Là encore cela passe par de la psychoeducation sexuelle, mais aussi par une prise en charge sexologique si dysfonction sexuelle, thérapie de couple dans le cas de conjugopathie… On peut également faire une prise en charge par EMDR (Ndlr : Eye Movement Desentitization and Reprocessing) lors de certains traumatismes… Enfin, les thérapies cognitivo-comportementales donnent aussi parfois de bons résultats, notamment pour le travail sur la gestion des émotions, du stress… La prise en charge doit être globale et intégrative !
Une addiction au sexe non traitées peut-elle induire des risques pour sa santé ?
Oui, outre les lésions évoquées précédemment en cas de masturbation compulsive et les IST, il y a un risque suicidaire réel lié au manque d’estime de soi.
Parmi les addicts au sexe, certain peuvent avoir recours à une pratique de chemsex.(Ndrl : Chemical Sex), une pratique sexuelle de plus en plus répandue parmi les HSH (Ndrl : Hommes ayant du Sexe avec des Hommes). Cette pratique utilise l’usage de produits, de drogues, principalement des catinones comme la 3MMC, la 4MEC.., mais aussi du GHB, de la cocaine… à visée sexuelle. Enfin, je ne parle pas de l’usage inapproprié de certains objets… On voit parfois passer aux urgences des choses pour le moins… étonnantes !
Et dans la sphère familiale, y a t-il aussi des conséquences ?
Forcément. Par définition , l’addiction au sexe entraine très souvent des répercussions familiales, dont les conjugopathies. Dans sa famille, aux yeux du partenaire, l’addict est souvent considéré comme un pervers sexuel alors qu’il est d’abord en souffrance.
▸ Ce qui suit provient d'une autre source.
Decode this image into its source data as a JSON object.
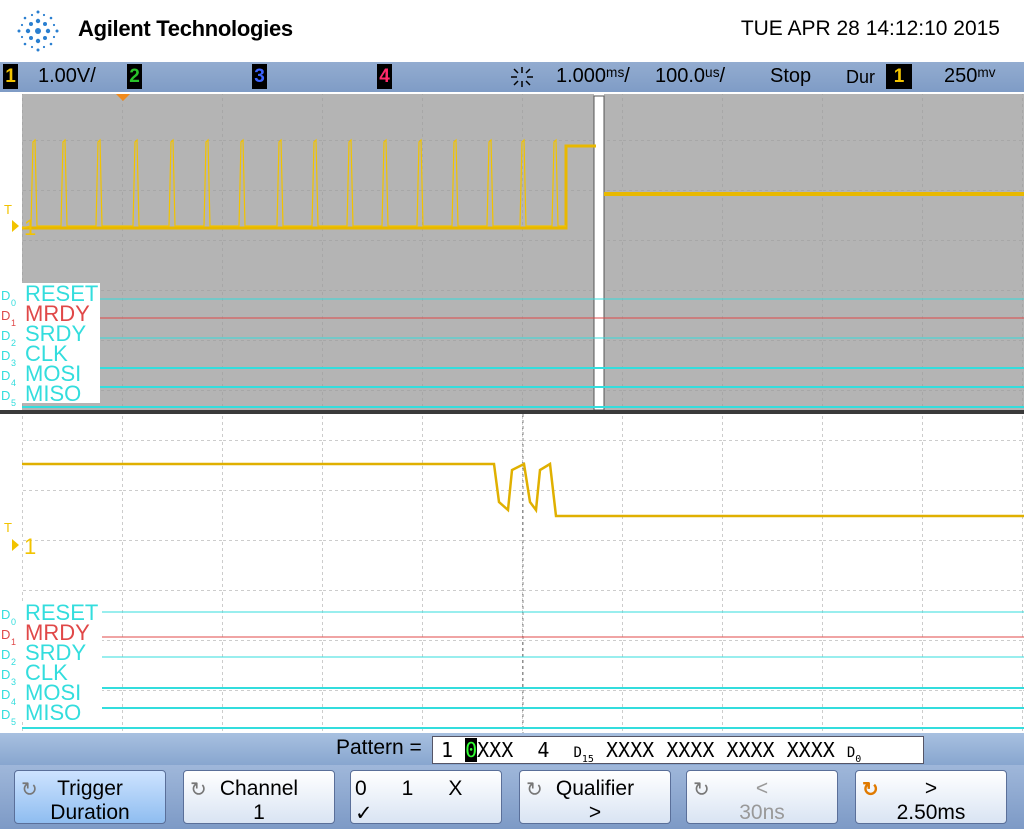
{
  "header": {
    "brand": "Agilent Technologies",
    "datetime": "TUE APR 28 14:12:10 2015"
  },
  "statusbar": {
    "ch1_num": "1",
    "ch1_scale": "1.00V/",
    "ch2_num": "2",
    "ch3_num": "3",
    "ch4_num": "4",
    "time_ref": "1.000ᵐˢ/",
    "time_scale": "100.0ᵘˢ/",
    "run_state": "Stop",
    "trigger_type": "Dur",
    "trigger_source": "1",
    "trigger_level": "250ᵐᵛ",
    "colors": {
      "ch1": "#f2c300",
      "ch2": "#29c229",
      "ch3": "#3c64ff",
      "ch4": "#ff2a6a"
    }
  },
  "scope": {
    "ch1_marker": "1",
    "trig_marker": "T",
    "digital_channels": [
      {
        "id": "D",
        "sub": "0",
        "name": "RESET",
        "color": "#33dddd"
      },
      {
        "id": "D",
        "sub": "1",
        "name": "MRDY",
        "color": "#e04848"
      },
      {
        "id": "D",
        "sub": "2",
        "name": "SRDY",
        "color": "#33dddd"
      },
      {
        "id": "D",
        "sub": "3",
        "name": "CLK",
        "color": "#33dddd"
      },
      {
        "id": "D",
        "sub": "4",
        "name": "MOSI",
        "color": "#33dddd"
      },
      {
        "id": "D",
        "sub": "5",
        "name": "MISO",
        "color": "#33dddd"
      }
    ]
  },
  "pattern": {
    "label": "Pattern =",
    "prefix": "1 ",
    "selected": "0",
    "rest": "XXX  4  ",
    "d15": "D",
    "d15_sub": "15",
    "bits": " XXXX XXXX XXXX XXXX ",
    "d0": "D",
    "d0_sub": "0"
  },
  "softkeys": [
    {
      "line1": "Trigger",
      "line2": "Duration"
    },
    {
      "line1": "Channel",
      "line2": "1"
    },
    {
      "line1": "0      1      X",
      "line2": "✓"
    },
    {
      "line1": "Qualifier",
      "line2": ">"
    },
    {
      "line1": "<",
      "line2": "30ns"
    },
    {
      "line1": ">",
      "line2": "2.50ms"
    }
  ]
}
Guérit-on de l’addiction au sexe ou est-on en rémission ?
Comme toutes les addictions, l’addiction au sexe peut être considérée comme une maladie chronique. Après une thérapie, on peut être en rémission mais les rechutes sont fréquentes. Pour la plupart des addictions, on peut avoir l’objectif d’une abstinence, c’est-à-dire un arrêt total des consommations. Avec l’addiction au sexe, l’objectif de la prise en charge vise à rétablir une sexualité choisie, épanouie : retrouver plaisir et satisfaction sexuels et non pas vœu de chasteté !
Le modèle bio-psychosociale Olivenstein définit les addictions comme une « rencontre entre un individu (avec ses facteurs de vulnérabilités génétiques, psychiatriques, traumatiques…), un produit ou comportement à un moment donné » . Le comportement addictif est ainsi comme une béquille pour un individu fragilisé par des vulnérabilités psychiatriques, traumatiques, dans un contexte donné. Il est donc fondamental de faire une réhabilitation psychosociale (renforcer les compétences psychosociales de l’individu) pour le traiter de manière durable. D’où l’intérêt de la psychothérapie.
À SAVOIR
Entre 3 et 6% de la population adulte souffrirait d’addiction au sexe. La plupart aurait développé cette addiction vers l’âge de 12/13 ans avec la découverte de la masturbation.